Doppelgänger
I very much enjoyed What in Me Is Dark: The Revolutionary Afterlife of Paradise Lost by Orlando Reade, and wish I had been able to read it before I wrote my own book on the poem. I definitely would’ve stolen some references. I am especially grieved that until reading Reade’s book I did not know about the Mistick Crewe of Comus.
Reading What In Me Is Dark was, for me, slightly disorienting. Not always in an unpleasant way — it was fun to see someone reflect on the many of the same readers of the poem I did, often using the same quotations, but deploy them in service to a different argument. Or a somewhat different argument. My book is about the reception history of Paradise Lost as a religious text and Reade’s is about its reception as a political text, but those categories are slippery, indeed radically unstable, and nowhere more so then in Milton’s great poem.
The fundamental problem can be put, perhaps reductively but I hope usefully, thus:
Paradise Lost is a poem written in defense of the Christian God: “To justify the ways of God to man”; Satan in Paradise Lost rebels against a sovereign whom he believes to be a tyrant and usurper, and speaks passionately and articulately against that tyranny and in favor of his own cause; Milton, in addition to being a poet, was a political figure who rebelled against a sovereign whom he believed to be a tyrant and usurper, and spoke passionately and articulately against that tyranny and in favor of his own cause; Therefore the language that Satan uses in the poem often closely corresponds to the language Milton uses in his political tracts, even though Milton believes that Satan is wrong in every respect.This state of affairs generates and sustains an instability in the reader’s mind, a sense that almost every statement by almost every character in the poem can be interpreted in two opposing ways. (Note that this does not happen when people read Milton’s political tracts, since is he speaking there in his own voice: it is when he writes speeches for others that the slippage begins.) We try to define the difference between legitimate and illegitimate authority; between the absolute obedience we owe to God — if we know who God is — and the conditional authority we owe to political authorities, who may or may not have been give their place by God. We try to parse these complexities and soon enough find ourselves, like the demons in Paradise Lost inclined towards philosophical and theological disputation, “in wand’ring mazes lost.”

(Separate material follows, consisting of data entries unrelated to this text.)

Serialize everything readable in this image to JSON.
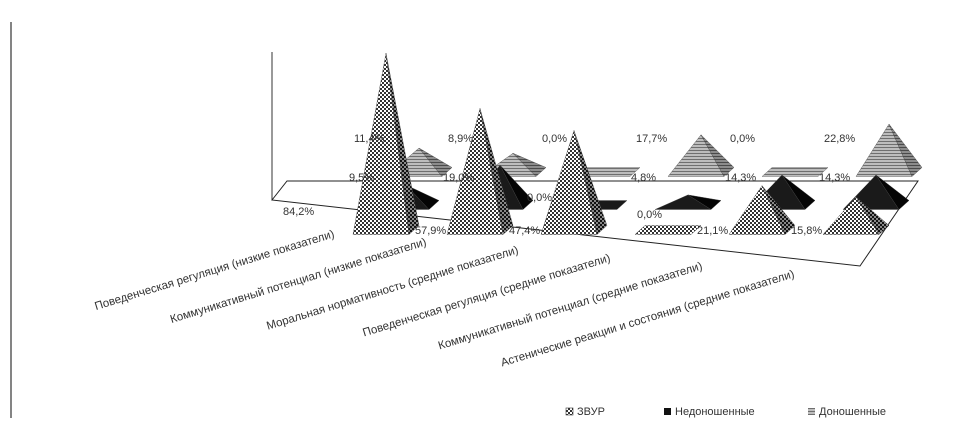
{
  "chart_data": {
    "type": "bar",
    "style": "3d-pyramid",
    "categories": [
      "Поведенческая регуляция (низкие показатели)",
      "Коммуникативный потенциал (низкие показатели)",
      "Моральная нормативность (средние показатели)",
      "Поведенческая регуляция (средние показатели)",
      "Коммуникативный потенциал (средние показатели)",
      "Астенические реакции и состояния (средние показатели)"
    ],
    "series": [
      {
        "name": "ЗВУР",
        "values": [
          84.2,
          57.9,
          47.4,
          0.0,
          21.1,
          15.8
        ],
        "labels": [
          "84,2%",
          "57,9%",
          "47,4%",
          "0,0%",
          "21,1%",
          "15,8%"
        ],
        "color": "#4d4d4d",
        "pattern": "checker"
      },
      {
        "name": "Недоношенные",
        "values": [
          9.5,
          19.0,
          0.0,
          4.8,
          14.3,
          14.3
        ],
        "labels": [
          "9,5%",
          "19,0%",
          "0,0%",
          "4,8%",
          "14,3%",
          "14,3%"
        ],
        "color": "#111111",
        "pattern": "solid"
      },
      {
        "name": "Доношенные",
        "values": [
          11.4,
          8.9,
          0.0,
          17.7,
          0.0,
          22.8
        ],
        "labels": [
          "11,4%",
          "8,9%",
          "0,0%",
          "17,7%",
          "0,0%",
          "22,8%"
        ],
        "color": "#9a9a9a",
        "pattern": "stripes"
      }
    ],
    "legend_position": "bottom-right",
    "title": "",
    "xlabel": "",
    "ylabel": "",
    "grid": false
  }
}
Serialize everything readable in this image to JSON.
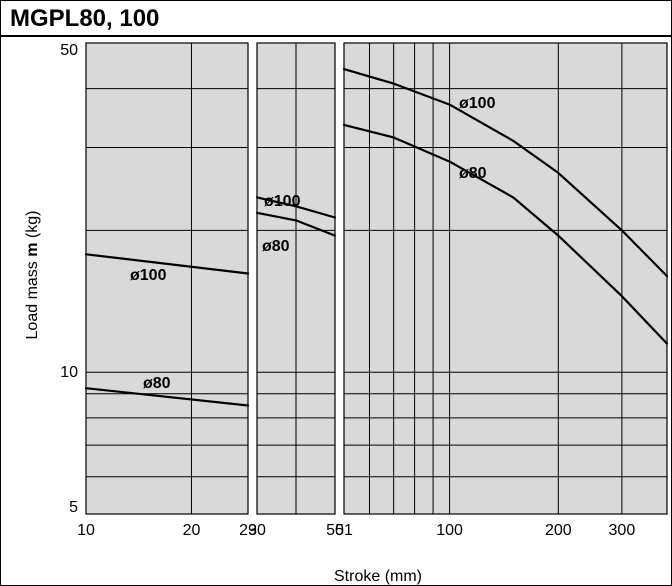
{
  "chart_data": {
    "type": "line",
    "title": "MGPL80, 100",
    "xlabel": "Stroke (mm)",
    "ylabel_prefix": "Load mass ",
    "ylabel_bold": "m",
    "ylabel_suffix": " (kg)",
    "y_scale": "log",
    "ylim": [
      5,
      50
    ],
    "y_ticks": [
      {
        "value": 5,
        "label": "5"
      },
      {
        "value": 10,
        "label": "10"
      },
      {
        "value": 50,
        "label": "50"
      }
    ],
    "y_grid": [
      5,
      6,
      7,
      8,
      9,
      10,
      20,
      30,
      40,
      50
    ],
    "grid": true,
    "panels": [
      {
        "x_scale": "log",
        "xlim": [
          10,
          29
        ],
        "x_ticks": [
          {
            "value": 10,
            "label": "10"
          },
          {
            "value": 20,
            "label": "20"
          },
          {
            "value": 29,
            "label": "29"
          }
        ],
        "x_grid": [
          20
        ],
        "series": [
          {
            "name": "ø100",
            "x": [
              10,
              29
            ],
            "y": [
              17.8,
              16.2
            ]
          },
          {
            "name": "ø80",
            "x": [
              10,
              29
            ],
            "y": [
              9.25,
              8.5
            ]
          }
        ]
      },
      {
        "x_scale": "linear",
        "xlim": [
          30,
          50
        ],
        "x_ticks": [
          {
            "value": 30,
            "label": "30"
          },
          {
            "value": 50,
            "label": "50"
          }
        ],
        "x_grid": [
          40
        ],
        "series": [
          {
            "name": "ø100",
            "x": [
              30,
              40,
              50
            ],
            "y": [
              23.5,
              22.5,
              21.3
            ]
          },
          {
            "name": "ø80",
            "x": [
              30,
              40,
              50
            ],
            "y": [
              21.8,
              21.0,
              19.5
            ]
          }
        ]
      },
      {
        "x_scale": "log",
        "xlim": [
          51,
          400
        ],
        "x_ticks": [
          {
            "value": 51,
            "label": "51"
          },
          {
            "value": 100,
            "label": "100"
          },
          {
            "value": 200,
            "label": "200"
          },
          {
            "value": 300,
            "label": "300"
          }
        ],
        "x_grid": [
          60,
          70,
          80,
          90,
          100,
          200,
          300
        ],
        "series": [
          {
            "name": "ø100",
            "x": [
              51,
              70,
              100,
              150,
              200,
              300,
              400
            ],
            "y": [
              44,
              41,
              37,
              31,
              26.5,
              20,
              16
            ]
          },
          {
            "name": "ø80",
            "x": [
              51,
              70,
              100,
              150,
              200,
              300,
              400
            ],
            "y": [
              33.5,
              31.5,
              28,
              23.5,
              19.5,
              14.5,
              11.5
            ]
          }
        ]
      }
    ]
  }
}
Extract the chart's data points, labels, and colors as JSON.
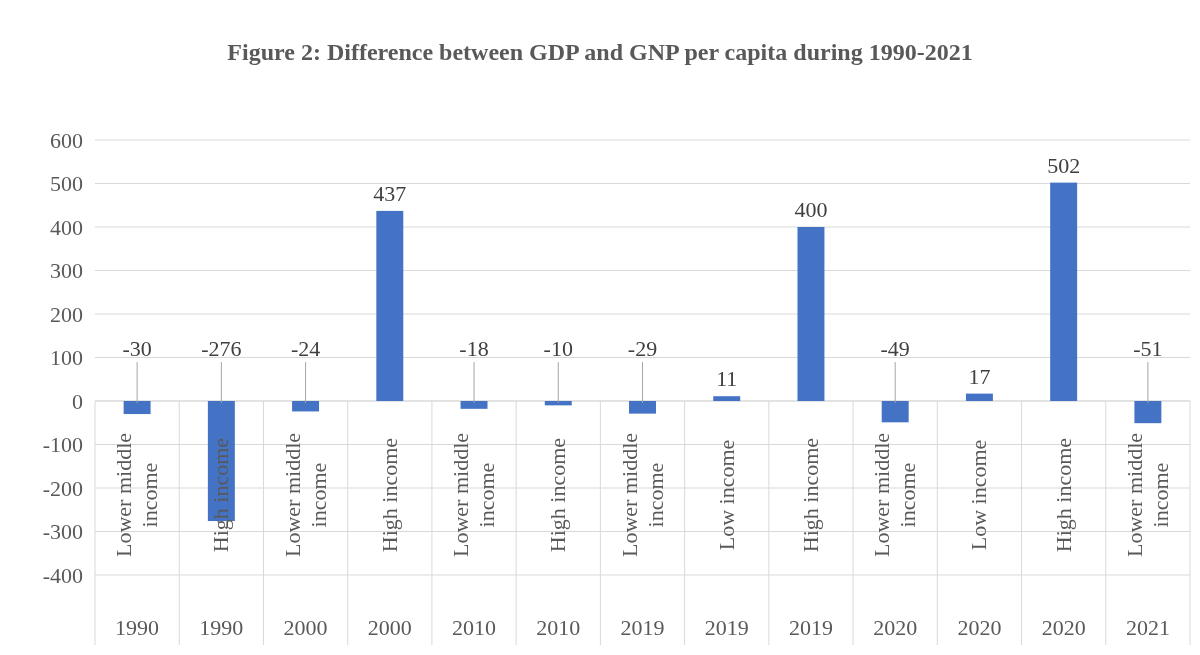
{
  "chart_data": {
    "type": "bar",
    "title": "Figure 2: Difference between GDP and GNP per capita during 1990-2021",
    "categories": [
      "Lower middle income",
      "High income",
      "Lower middle income",
      "High income",
      "Lower middle income",
      "High income",
      "Lower middle income",
      "Low income",
      "High income",
      "Lower middle income",
      "Low income",
      "High income",
      "Lower middle income"
    ],
    "values": [
      -30,
      -276,
      -24,
      437,
      -18,
      -10,
      -29,
      11,
      400,
      -49,
      17,
      502,
      -51
    ],
    "color": "#4472c4",
    "annotations": [
      "1990",
      "1990",
      "2000",
      "2000",
      "2010",
      "2010",
      "2019",
      "2019",
      "2019",
      "2020",
      "2020",
      "2020",
      "2021"
    ],
    "ylim": [
      -400,
      600
    ],
    "yticks": [
      -400,
      -300,
      -200,
      -100,
      0,
      100,
      200,
      300,
      400,
      500,
      600
    ],
    "grid": "y",
    "data_labels": true
  }
}
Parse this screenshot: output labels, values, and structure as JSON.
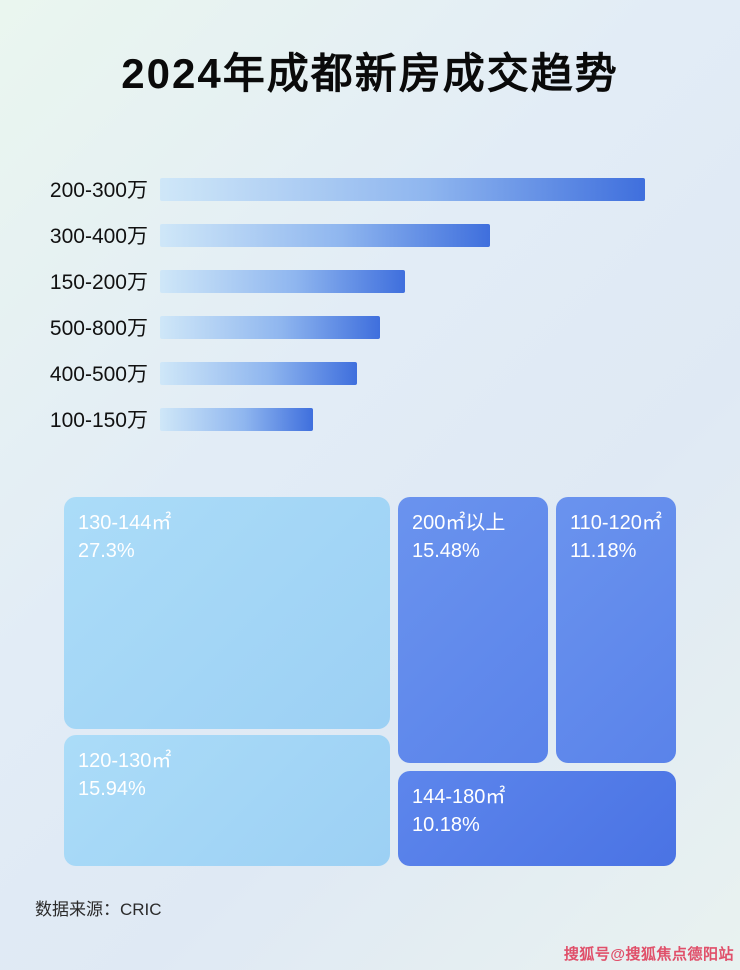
{
  "page": {
    "title": "2024年成都新房成交趋势",
    "source": "数据来源：CRIC",
    "watermark": "搜狐号@搜狐焦点德阳站"
  },
  "colors": {
    "bar_gradient_start": "#cfe7f8",
    "bar_gradient_end": "#3f6fdd",
    "treemap_light": "#a5d7f6",
    "treemap_medium": "#5a83ea",
    "treemap_dark": "#4a73e4",
    "watermark_red": "#e0506a"
  },
  "chart_data": [
    {
      "type": "bar",
      "orientation": "horizontal",
      "title": "2024年成都新房成交趋势",
      "categories": [
        "200-300万",
        "300-400万",
        "150-200万",
        "500-800万",
        "400-500万",
        "100-150万"
      ],
      "values": [
        100,
        68,
        50.5,
        45.4,
        40.6,
        31.5
      ],
      "value_note": "relative bar length, percent of longest bar (no numeric axis shown)",
      "xlabel": "",
      "ylabel": "",
      "grid": false,
      "legend": false
    },
    {
      "type": "treemap",
      "items": [
        {
          "label": "130-144㎡",
          "percent": "27.3%"
        },
        {
          "label": "200㎡以上",
          "percent": "15.48%"
        },
        {
          "label": "110-120㎡",
          "percent": "11.18%"
        },
        {
          "label": "120-130㎡",
          "percent": "15.94%"
        },
        {
          "label": "144-180㎡",
          "percent": "10.18%"
        }
      ]
    }
  ]
}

It is noteworthy that, as Reade points out, “the part of the poem most often used by revolutionaries is Satan’s glittering speeches.” That slippage makes it possible for James Redpath, the anti-slavery activist who is the protagonist of one of Reade’s chapters, in writing an editorial for The Weekly Anglo-African, to find “an ingenious solution to the problem of identifying one’s own cause with Satan. Redpath … took Satan’s rhetoric, called it God’s, and put it in the mouths of Union cannons. This allowed him to recruit Milton’s epic poem for the abolitionist struggle.”
One good reason to read What In Me Is Dark is to see the astonishingly wide range of uses to which Paradise Lost has been put, and if I may be so bold I will add that it’s a reason to read my book as well. As I told Phil Christman, the poem is astonishingly generative: people can’t seem to read it without commenting on it, putting it to use. And as Reade’s story demonstrates, outside of its place in the syllabi of English literature classes, it is a book that people have often, as David Copperfield says about his own childhood reading, read “as if for life.” (Kenneth Burke called this “Literature as Equipment for Living.”)
Reade’s last chapter is about teaching Paradise Lost, and other things, to prisoners — that is, to people who aren’t reading for status or approval but for what they can use:
As the semester went on, I poured more and more time into the class, hoping to arrive at some new understanding by the end. When that came, I was exhausted and uncertain what conclusion we had reached. But the students had taught me to see something that I only realised in retrospect. As we looked at the literature of the past, they were respectful but not reverential. They weren’t reading in an abstract, academic way, they were reading in the context of their whole lives, as something that might help to explain why we had ended up where we were, and this was why they couldn’t relinquish the idea that poetry had something to do with the inequalities of the modern world.
Trying to sum up his “new understanding,” Reade says: “To see that is to want to read disobediently. Reading disobediently might, paradoxically, be the best way to honour Milton’s work…. [R]eading disobediently is a way of relating to the past, not as a burden but as a new beginning.”
Maybe. But I think Milton would have a stern response to this, and it would begin with a question: What or whom are you disobeying? Presumably this would not be something to read disobediently:
And the same, Milton would say, is true of God’s prohibition on eating fruit from the Tree of the Knowledge of Good and Evil. To read that disobediently is to die.
“Read disobediently” cannot be a categorical imperative: context is all. In order to make a sound judgment, we must know who issues the commandment — and who receives it. For Milton, it was an absolute duty to disobey King Charles and an absolute sin to disobey God. You may disagree on those particulars. But constant disobedience is never an option, for any of us. You’re gonna have to serve somebody.